In Valley, an unsuccessful small claims defendant appealed to superior court. However, unlike this case, the unsuccessful small claims defendant did not prevail in the trial de novo. The issue in Valley was whether a successful small claims plaintiff, who also prevails on appeal, has a right to attorney fees on appeal without having made any offer of settlement. Valley held an offer of settlement was not required. However, the issue presented in Valley is not presented here.

[3-5] Requiring an offer of settlement or other prior notice of intent to seek attorney fees under the facts presented here fulfills the purpose of RCW 4.84.250-.300. As stated in Beckmann v. Spokane Transit Auth., 107 Wash. 2d 785, 788-89, 733 P.2d 960 (1987):

*714 The purpose of RCW 4.84.250 is to encourage out-of-court settlements and to penalize parties who unjustifiably bring or resist small claims. Valley v. Hand, 38 Wash. App. 170, 684 P.2d 1341, review denied, 103 Wash. 2d 1006 (1984); Harold Meyer Drug v. Hurd, 23 Wash. App. 683, 598 P.2d 404 (1979). Another appellate court referred to the statute's purpose as: "[t]he obvious legislative intent is to enable a party to pursue a meritorious small claim without seeing his award diminished in whole or in part by legal fees." Northside Auto Serv., Inc. v. Consumers United Ins. Co., 25 Wash. App. 486, 492, 607 P.2d 890 (1980). Clearly, these purposes require some type of notice so that parties would realize the amount of the claim is small and that they should settle or else risk paying the prevailing party's attorney's fees.

Since Last Chance prevailed in small claims court, its claims were not "unjustifiable". If attorney fees were awarded unsuccessful small claims defendants prevailing on appeal without requiring prior notice or a settlement offer, one of the purposes of RCW 4.84.290 and the purpose for small claims departments would be thwarted. A party should be allowed to pursue a meritorious small claim without fear that not only may a small claims judgment be reversed on appeal, the party may be held liable for attorney fees in an amount exceeding the small claims judgment without notice and the opportunity to settle.

The record fails to show Last Chance was given notice of Stephenses' attempt to seek attorney fees. The fees were improperly awarded.

We affirm the Superior Court's dismissal of the lawsuits brought by Last Chance and reverse the award of attorney fees.

SHIELDS, C.J., and SWEENEY, J., concur.

NOTES

[1] RCW 12.40.120 provides:

"No appeal shall be permitted from a judgment of the small claims department of the district court where the amount claimed was less than one hundred dollars. No appeal shall be permitted by a party who requested the exercise of jurisdiction by the small claims department where the amount claimed was less than one thousand dollars."

[2] RCW 12.36 governs appeals of decisions rendered by "justices of the peace" in "justice court". The Court Improvement Act of 1984 provides that all references to "justices of the peace" and "justice courts" in "other titles of the Revised Code of Washington" should be construed as meaning district court judges and district courts. RCW 3.30.015.

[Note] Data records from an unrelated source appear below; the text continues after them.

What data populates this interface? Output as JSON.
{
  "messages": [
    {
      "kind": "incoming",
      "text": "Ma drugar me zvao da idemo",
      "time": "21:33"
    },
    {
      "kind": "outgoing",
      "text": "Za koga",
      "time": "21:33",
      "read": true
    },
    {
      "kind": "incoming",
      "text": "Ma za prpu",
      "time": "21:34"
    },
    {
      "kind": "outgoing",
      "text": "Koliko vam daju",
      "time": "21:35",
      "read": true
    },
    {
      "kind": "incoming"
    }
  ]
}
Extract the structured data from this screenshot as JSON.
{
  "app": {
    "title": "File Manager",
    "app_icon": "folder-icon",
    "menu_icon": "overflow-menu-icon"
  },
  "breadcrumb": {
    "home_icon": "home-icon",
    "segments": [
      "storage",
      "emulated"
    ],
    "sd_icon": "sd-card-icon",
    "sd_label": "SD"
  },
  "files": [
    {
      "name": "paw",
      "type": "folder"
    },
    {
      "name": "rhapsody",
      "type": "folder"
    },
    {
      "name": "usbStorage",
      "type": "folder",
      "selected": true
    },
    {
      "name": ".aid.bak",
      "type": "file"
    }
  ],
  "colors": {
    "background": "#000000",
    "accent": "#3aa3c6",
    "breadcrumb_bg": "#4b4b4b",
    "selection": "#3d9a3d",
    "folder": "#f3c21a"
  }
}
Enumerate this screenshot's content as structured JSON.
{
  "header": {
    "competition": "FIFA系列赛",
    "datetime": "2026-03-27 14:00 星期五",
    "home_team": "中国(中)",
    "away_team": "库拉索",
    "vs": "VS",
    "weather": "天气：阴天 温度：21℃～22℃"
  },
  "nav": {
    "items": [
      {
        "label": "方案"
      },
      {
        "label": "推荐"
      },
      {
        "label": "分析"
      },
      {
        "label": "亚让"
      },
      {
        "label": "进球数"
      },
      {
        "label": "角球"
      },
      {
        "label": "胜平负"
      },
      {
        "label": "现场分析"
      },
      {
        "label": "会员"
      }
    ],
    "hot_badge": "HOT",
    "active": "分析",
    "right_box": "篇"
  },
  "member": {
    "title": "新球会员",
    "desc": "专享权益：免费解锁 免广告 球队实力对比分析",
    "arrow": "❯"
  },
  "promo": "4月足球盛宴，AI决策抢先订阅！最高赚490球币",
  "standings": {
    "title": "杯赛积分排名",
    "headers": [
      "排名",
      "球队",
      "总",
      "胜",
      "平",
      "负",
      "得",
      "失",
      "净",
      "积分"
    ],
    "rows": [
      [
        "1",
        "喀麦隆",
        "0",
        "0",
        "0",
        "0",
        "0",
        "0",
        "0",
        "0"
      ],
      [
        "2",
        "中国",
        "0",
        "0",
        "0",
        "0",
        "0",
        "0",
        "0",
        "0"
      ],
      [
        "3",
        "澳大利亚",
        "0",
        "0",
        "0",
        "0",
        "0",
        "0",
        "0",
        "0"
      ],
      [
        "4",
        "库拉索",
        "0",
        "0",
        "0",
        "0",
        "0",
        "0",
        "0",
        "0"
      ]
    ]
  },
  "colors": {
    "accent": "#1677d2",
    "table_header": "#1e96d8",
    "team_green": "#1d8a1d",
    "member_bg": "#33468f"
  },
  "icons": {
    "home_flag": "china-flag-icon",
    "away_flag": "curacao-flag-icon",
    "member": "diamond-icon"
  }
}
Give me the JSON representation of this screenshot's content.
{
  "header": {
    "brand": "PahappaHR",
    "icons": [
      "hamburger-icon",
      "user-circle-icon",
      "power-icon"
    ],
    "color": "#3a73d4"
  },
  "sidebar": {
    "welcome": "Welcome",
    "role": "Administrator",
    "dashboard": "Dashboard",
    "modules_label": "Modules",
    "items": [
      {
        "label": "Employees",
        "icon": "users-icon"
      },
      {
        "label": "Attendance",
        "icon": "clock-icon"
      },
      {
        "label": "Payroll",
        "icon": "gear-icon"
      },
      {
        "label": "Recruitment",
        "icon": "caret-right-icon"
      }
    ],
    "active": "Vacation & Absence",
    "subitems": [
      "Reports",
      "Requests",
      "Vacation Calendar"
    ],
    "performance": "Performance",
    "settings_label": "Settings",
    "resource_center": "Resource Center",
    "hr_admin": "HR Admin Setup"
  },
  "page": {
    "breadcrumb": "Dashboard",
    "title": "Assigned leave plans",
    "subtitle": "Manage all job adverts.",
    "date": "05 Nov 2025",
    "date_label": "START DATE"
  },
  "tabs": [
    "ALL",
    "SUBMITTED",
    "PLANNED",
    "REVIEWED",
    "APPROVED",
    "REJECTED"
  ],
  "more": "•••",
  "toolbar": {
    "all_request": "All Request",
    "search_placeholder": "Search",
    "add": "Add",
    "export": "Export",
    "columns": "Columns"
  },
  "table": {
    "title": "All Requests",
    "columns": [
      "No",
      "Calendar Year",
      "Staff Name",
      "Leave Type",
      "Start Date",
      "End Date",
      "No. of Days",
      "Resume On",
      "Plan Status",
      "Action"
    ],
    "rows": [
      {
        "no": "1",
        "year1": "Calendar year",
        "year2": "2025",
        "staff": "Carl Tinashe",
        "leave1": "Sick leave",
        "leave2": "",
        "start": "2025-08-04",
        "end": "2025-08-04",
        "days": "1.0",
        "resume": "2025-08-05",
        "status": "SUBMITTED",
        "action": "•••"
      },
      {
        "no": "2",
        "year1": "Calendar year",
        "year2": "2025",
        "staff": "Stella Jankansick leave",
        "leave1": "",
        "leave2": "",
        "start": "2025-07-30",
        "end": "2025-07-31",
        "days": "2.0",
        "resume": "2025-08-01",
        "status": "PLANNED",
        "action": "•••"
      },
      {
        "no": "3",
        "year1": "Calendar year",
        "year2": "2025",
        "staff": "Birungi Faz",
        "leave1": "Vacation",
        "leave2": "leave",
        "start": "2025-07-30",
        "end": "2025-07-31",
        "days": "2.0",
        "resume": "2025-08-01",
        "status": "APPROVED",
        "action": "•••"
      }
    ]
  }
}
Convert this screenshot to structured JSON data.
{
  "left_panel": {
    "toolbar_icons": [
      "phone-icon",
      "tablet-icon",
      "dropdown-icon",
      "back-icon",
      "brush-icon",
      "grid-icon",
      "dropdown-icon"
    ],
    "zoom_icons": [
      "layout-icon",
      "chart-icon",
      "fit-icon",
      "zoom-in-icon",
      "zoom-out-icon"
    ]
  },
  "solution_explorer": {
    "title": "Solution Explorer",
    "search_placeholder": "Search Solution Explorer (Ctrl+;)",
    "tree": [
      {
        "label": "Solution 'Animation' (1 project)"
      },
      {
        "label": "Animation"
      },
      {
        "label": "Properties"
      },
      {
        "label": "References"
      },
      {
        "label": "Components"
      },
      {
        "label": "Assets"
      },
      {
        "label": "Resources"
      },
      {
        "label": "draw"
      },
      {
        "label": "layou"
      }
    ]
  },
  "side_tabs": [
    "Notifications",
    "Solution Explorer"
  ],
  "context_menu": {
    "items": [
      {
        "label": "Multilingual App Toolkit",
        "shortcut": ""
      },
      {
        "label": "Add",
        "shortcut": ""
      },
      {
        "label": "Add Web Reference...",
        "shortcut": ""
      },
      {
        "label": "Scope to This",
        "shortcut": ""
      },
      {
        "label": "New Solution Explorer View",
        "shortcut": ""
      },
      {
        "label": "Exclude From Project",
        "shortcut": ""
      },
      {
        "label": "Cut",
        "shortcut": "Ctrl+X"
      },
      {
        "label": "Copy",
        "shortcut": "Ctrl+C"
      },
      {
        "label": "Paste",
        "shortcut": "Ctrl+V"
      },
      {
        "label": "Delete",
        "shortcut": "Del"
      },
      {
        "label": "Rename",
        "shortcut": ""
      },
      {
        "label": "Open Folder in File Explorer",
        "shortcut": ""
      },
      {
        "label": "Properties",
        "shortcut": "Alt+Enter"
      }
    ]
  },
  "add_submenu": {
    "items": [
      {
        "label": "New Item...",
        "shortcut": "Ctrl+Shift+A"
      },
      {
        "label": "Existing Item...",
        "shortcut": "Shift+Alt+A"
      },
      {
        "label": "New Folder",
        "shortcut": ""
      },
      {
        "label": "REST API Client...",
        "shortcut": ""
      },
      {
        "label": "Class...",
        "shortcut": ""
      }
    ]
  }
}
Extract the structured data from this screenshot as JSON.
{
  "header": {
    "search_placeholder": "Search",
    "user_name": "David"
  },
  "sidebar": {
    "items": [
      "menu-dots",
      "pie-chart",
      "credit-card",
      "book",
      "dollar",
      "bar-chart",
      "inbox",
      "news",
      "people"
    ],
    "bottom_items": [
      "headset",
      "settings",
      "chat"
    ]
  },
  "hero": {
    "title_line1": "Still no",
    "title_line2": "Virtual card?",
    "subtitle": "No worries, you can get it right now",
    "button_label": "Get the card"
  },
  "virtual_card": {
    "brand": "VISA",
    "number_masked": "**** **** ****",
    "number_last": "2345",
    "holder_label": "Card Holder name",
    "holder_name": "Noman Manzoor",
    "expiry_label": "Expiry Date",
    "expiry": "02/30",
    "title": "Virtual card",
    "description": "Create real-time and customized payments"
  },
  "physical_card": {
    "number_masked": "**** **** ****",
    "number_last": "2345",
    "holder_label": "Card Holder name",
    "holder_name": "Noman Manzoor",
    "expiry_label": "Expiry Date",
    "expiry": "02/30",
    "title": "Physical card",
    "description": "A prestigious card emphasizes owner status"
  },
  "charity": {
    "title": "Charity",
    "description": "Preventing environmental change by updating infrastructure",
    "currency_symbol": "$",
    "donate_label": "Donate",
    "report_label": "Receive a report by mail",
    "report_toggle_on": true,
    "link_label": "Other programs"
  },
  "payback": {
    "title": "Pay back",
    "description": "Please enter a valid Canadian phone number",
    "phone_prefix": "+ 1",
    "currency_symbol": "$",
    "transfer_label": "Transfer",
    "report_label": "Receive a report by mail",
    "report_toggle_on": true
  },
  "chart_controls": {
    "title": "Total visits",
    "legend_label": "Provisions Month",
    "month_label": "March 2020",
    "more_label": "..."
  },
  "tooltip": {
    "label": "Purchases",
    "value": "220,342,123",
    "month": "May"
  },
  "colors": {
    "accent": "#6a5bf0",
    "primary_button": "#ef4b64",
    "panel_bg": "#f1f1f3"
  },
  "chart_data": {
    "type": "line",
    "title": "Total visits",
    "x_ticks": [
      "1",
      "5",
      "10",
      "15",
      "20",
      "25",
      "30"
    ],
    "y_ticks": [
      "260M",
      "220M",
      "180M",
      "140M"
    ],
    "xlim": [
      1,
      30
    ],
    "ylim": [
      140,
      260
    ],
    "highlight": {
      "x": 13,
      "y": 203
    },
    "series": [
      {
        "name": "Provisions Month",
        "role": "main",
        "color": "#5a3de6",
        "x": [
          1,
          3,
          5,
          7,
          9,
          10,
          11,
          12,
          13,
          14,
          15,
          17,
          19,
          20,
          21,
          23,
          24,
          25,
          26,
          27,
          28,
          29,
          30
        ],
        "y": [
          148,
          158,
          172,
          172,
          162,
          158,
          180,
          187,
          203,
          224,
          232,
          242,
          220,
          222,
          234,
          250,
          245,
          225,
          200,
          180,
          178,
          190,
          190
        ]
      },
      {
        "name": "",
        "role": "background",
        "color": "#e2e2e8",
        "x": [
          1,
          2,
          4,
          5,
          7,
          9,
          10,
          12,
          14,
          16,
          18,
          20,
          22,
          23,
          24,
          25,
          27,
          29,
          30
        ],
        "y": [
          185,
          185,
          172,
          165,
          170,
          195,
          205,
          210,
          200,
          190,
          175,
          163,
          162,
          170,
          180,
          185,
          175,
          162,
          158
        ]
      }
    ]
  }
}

[3] RCW 4.84.250 provides:

"Notwithstanding any other provisions of chapter 4.84 RCW and RCW 12.20.060, in any action for damages where the amount pleaded by the prevailing party as hereinafter defined, exclusive of costs, is seven thousand five hundred dollars or less, there shall be taxed and allowed to the prevailing party as a part of the costs of the action a reasonable amount to be fixed by the court as attorneys' fees. After July 1, 1985, the maximum amount of the pleading under this section shall be ten thousand dollars."

[4] RCW 4.84.290 states in pertinent part: "[I]f the prevailing party on appeal would be entitled to attorneys' fees under the provisions of RCW 4.84.250, the court deciding the appeal shall allow to the prevailing party such additional amount as the court shall adjudge reasonable as attorneys' fees for the appeal."